Writing for Publication: Transitions and Tools that Support Scholars’ Success - Mary Renck Jalongo, Olivia N. Saracho 2016
Scholarly Writing as a Project
From Novice to Expert
Writing as Professional Development
Traditionally, writing for publication has been approached as tacit knowledge (Polayni, 1966) because it is not learned through direct instruction, emphasizes a procedure, is goal directed, and has value for people in a particular social context (Sternberg, 2004). Most new scholars attain initial success through a combination of informal mentoring experiences combined with their own initiative, diligence, and persistence. As an alternative to these assumptions, we advocate for greater democratization and inclusion of scholars in writing for publication. In other words, if higher education faculty members are expected to publish, then all doctoral students—not just those who are sufficiently fortunate to attract powerful mentors— should have access to this learning. Teaching the skills of writing for publication should be part of the established curriculum rather than left to chance (Lovitts, 2008).

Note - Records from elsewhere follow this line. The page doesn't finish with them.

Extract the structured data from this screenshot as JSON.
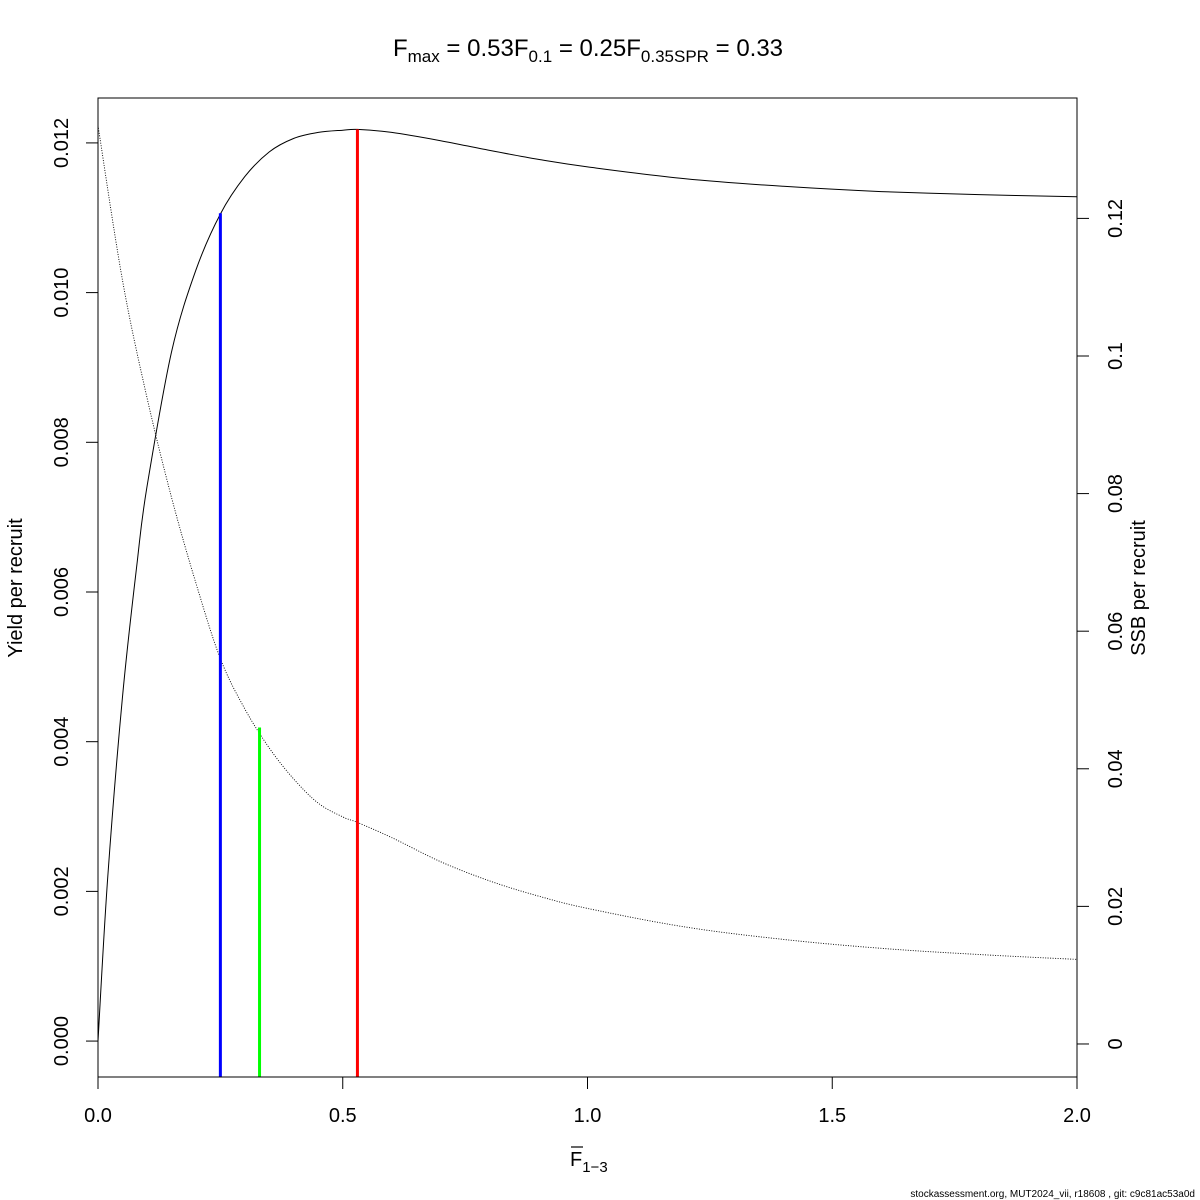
{
  "chart_data": {
    "type": "line",
    "title": {
      "parts": [
        {
          "label": "F",
          "sub": "max",
          "value": "0.53"
        },
        {
          "label": "F",
          "sub": "0.1",
          "value": "0.25"
        },
        {
          "label": "F",
          "sub": "0.35SPR",
          "value": "0.33"
        }
      ]
    },
    "xlabel": {
      "main": "F",
      "sub": "1−3"
    },
    "ylabel_left": "Yield per recruit",
    "ylabel_right": "SSB per recruit",
    "xlim": [
      0,
      2
    ],
    "ylim_left": [
      -0.00048,
      0.0126
    ],
    "ylim_right": [
      -0.0048,
      0.1375
    ],
    "x_ticks": [
      "0.0",
      "0.5",
      "1.0",
      "1.5",
      "2.0"
    ],
    "x_tick_values": [
      0,
      0.5,
      1.0,
      1.5,
      2.0
    ],
    "y_left_ticks": [
      "0.000",
      "0.002",
      "0.004",
      "0.006",
      "0.008",
      "0.010",
      "0.012"
    ],
    "y_left_tick_values": [
      0,
      0.002,
      0.004,
      0.006,
      0.008,
      0.01,
      0.012
    ],
    "y_right_ticks": [
      "0",
      "0.02",
      "0.04",
      "0.06",
      "0.08",
      "0.1",
      "0.12"
    ],
    "y_right_tick_values": [
      0,
      0.02,
      0.04,
      0.06,
      0.08,
      0.1,
      0.12
    ],
    "series": [
      {
        "axis": "left",
        "style": "solid",
        "color": "#000000",
        "x": [
          0,
          0.02,
          0.05,
          0.08,
          0.1,
          0.15,
          0.2,
          0.25,
          0.3,
          0.35,
          0.4,
          0.45,
          0.5,
          0.53,
          0.6,
          0.7,
          0.8,
          0.9,
          1.0,
          1.2,
          1.4,
          1.6,
          1.8,
          2.0
        ],
        "y": [
          0,
          0.0022,
          0.0046,
          0.0064,
          0.0074,
          0.0092,
          0.0103,
          0.01105,
          0.01155,
          0.01188,
          0.01206,
          0.01214,
          0.01217,
          0.01218,
          0.01214,
          0.01203,
          0.0119,
          0.01178,
          0.01168,
          0.01152,
          0.01142,
          0.01135,
          0.01131,
          0.01128
        ]
      },
      {
        "axis": "right",
        "style": "dotted",
        "color": "#000000",
        "x": [
          0,
          0.05,
          0.1,
          0.15,
          0.2,
          0.25,
          0.3,
          0.35,
          0.4,
          0.45,
          0.5,
          0.53,
          0.6,
          0.7,
          0.8,
          0.9,
          1.0,
          1.2,
          1.4,
          1.6,
          1.8,
          2.0
        ],
        "y": [
          0.1335,
          0.111,
          0.094,
          0.0795,
          0.067,
          0.056,
          0.0487,
          0.043,
          0.0385,
          0.035,
          0.033,
          0.0322,
          0.03,
          0.0265,
          0.0237,
          0.0215,
          0.0197,
          0.017,
          0.0152,
          0.0139,
          0.013,
          0.0123
        ]
      }
    ],
    "reference_lines": [
      {
        "x": 0.25,
        "axis": "left",
        "y_top": 0.01106,
        "color": "#0000ff"
      },
      {
        "x": 0.33,
        "axis": "left",
        "y_top": 0.00419,
        "color": "#00ff00"
      },
      {
        "x": 0.53,
        "axis": "left",
        "y_top": 0.01218,
        "color": "#ff0000"
      }
    ]
  },
  "footer": "stockassessment.org, MUT2024_vii, r18608 , git: c9c81ac53a0d"
}
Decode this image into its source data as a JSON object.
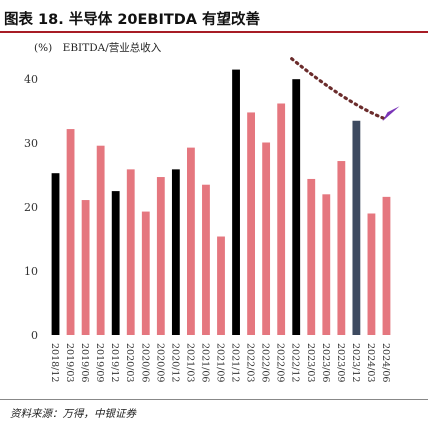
{
  "header": {
    "title": "图表 18. 半导体 20EBITDA 有望改善",
    "unit_label": "(%)　EBITDA/营业总收入"
  },
  "footer": {
    "source": "资料来源：万得，中银证券"
  },
  "colors": {
    "title_rule": "#a71c25",
    "bar_default": "#e5777f",
    "bar_december": "#000000",
    "bar_highlight": "#3d4a60",
    "trend_arrow": "#6b2c2c",
    "arrow_head": "#7a35b8"
  },
  "chart_data": {
    "type": "bar",
    "title": "",
    "xlabel": "",
    "ylabel": "",
    "ylim": [
      0,
      43
    ],
    "yticks": [
      0,
      10,
      20,
      30,
      40
    ],
    "grid": false,
    "categories": [
      "2018/12",
      "2019/03",
      "2019/06",
      "2019/09",
      "2019/12",
      "2020/03",
      "2020/06",
      "2020/09",
      "2020/12",
      "2021/03",
      "2021/06",
      "2021/09",
      "2021/12",
      "2022/03",
      "2022/06",
      "2022/09",
      "2022/12",
      "2023/03",
      "2023/06",
      "2023/09",
      "2023/12",
      "2024/03",
      "2024/06"
    ],
    "values": [
      25.3,
      32.2,
      21.1,
      29.6,
      22.5,
      25.9,
      19.3,
      24.7,
      25.9,
      29.3,
      23.5,
      15.4,
      41.5,
      34.8,
      30.1,
      36.2,
      40.0,
      24.4,
      22.0,
      27.2,
      33.5,
      19.0,
      21.6
    ],
    "bar_kinds": [
      "december",
      "normal",
      "normal",
      "normal",
      "december",
      "normal",
      "normal",
      "normal",
      "december",
      "normal",
      "normal",
      "normal",
      "december",
      "normal",
      "normal",
      "normal",
      "december",
      "normal",
      "normal",
      "normal",
      "highlight",
      "normal",
      "normal"
    ],
    "annotation": "dotted-downtrend-arrow"
  }
}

Even though faculty recognize the value of writing for publication and students place a high value on acquiring skill in professional writing (Nolan & Rocco, 2009), the fact remains that many doctoral programs do not offer a course on writing for publication. In the absence of knowledge about how to write and publish scholarly work, many future professors lack the kind and amount of support that they need to survive and thrive in Academia.